Meşhur tartışmadır: İslam’da felsefi düşünce gelişmemiştir. Bu tartışmada “Hayır efendim, İslam’da felsefe vardır” ya da “Ne münasebet, İslam’da felsefe yoktur” şeklinde özür dileyici veya tepkisel cevaplar üretilmiştir. Oysa burada esas olan felsefeye ne tür bir anlamın yüklenildiğidir. Felsefeden kasıt Yunan felsefesi veya modern Batı felsefesi ise elbette bu anlamda bir felsefe (istisnalar hariç) İslam medeniyetinde yoktur. “Yok”luğu toplum nezdinde “etkili” olmadı şeklinde anlıyorum. Ama felsefeden kasıt bir düşünce yöntemi ve bu yönteme bağlı bir fikir üretmek, bir davranış tarzı geliştirmek ise evet bu anlamda felsefe İslam medeniyetinin bizatihi kendisidir.
MEŞRUİYET ÇERÇEVESİ
Klasik anlamıyla metafiziğe gömülmüş felsefeyi bir kenara koyarsak esasen mutlak anlamıyla felsefe diye bir şey de yoktur; “bir şeyin felsefesi” vardır.

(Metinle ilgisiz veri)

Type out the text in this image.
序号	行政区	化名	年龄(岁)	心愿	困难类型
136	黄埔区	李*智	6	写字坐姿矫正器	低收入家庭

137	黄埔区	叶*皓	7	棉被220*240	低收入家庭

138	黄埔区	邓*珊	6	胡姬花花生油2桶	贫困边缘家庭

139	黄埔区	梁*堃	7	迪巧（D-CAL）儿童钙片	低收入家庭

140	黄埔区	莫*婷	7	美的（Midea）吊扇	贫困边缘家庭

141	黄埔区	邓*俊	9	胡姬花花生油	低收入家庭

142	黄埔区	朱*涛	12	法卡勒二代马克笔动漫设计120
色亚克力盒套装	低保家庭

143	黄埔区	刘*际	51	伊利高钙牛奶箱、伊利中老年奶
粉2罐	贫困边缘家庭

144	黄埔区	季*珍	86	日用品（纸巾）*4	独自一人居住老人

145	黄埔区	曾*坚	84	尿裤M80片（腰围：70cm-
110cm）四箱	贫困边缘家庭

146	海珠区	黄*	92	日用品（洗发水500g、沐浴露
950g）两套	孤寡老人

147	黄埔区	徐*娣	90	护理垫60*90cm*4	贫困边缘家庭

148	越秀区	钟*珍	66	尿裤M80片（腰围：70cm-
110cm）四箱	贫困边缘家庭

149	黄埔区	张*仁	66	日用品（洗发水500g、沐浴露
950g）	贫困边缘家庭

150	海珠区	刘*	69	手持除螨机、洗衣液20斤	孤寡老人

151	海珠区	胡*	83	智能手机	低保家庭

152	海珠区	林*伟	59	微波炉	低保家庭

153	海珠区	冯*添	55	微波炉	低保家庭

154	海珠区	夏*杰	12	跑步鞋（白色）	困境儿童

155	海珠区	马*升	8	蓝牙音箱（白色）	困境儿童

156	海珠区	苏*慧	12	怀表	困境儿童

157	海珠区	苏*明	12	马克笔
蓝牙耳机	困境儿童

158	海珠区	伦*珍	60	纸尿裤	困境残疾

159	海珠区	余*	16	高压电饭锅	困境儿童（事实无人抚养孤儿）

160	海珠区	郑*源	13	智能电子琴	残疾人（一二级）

Örneğin; bilginin, varlığın, bilimin, devletin, ekonominin, hukukun, eğitimin, dilin, anlamın, yorumun vs. felsefesi vardır. Bu manada felsefe, sayılan alanlarda ortaya çıkan bilgiyi tutarlılık açısından, sebep ve sonuçları bakımından denetler ve meşruiyetini sorgular.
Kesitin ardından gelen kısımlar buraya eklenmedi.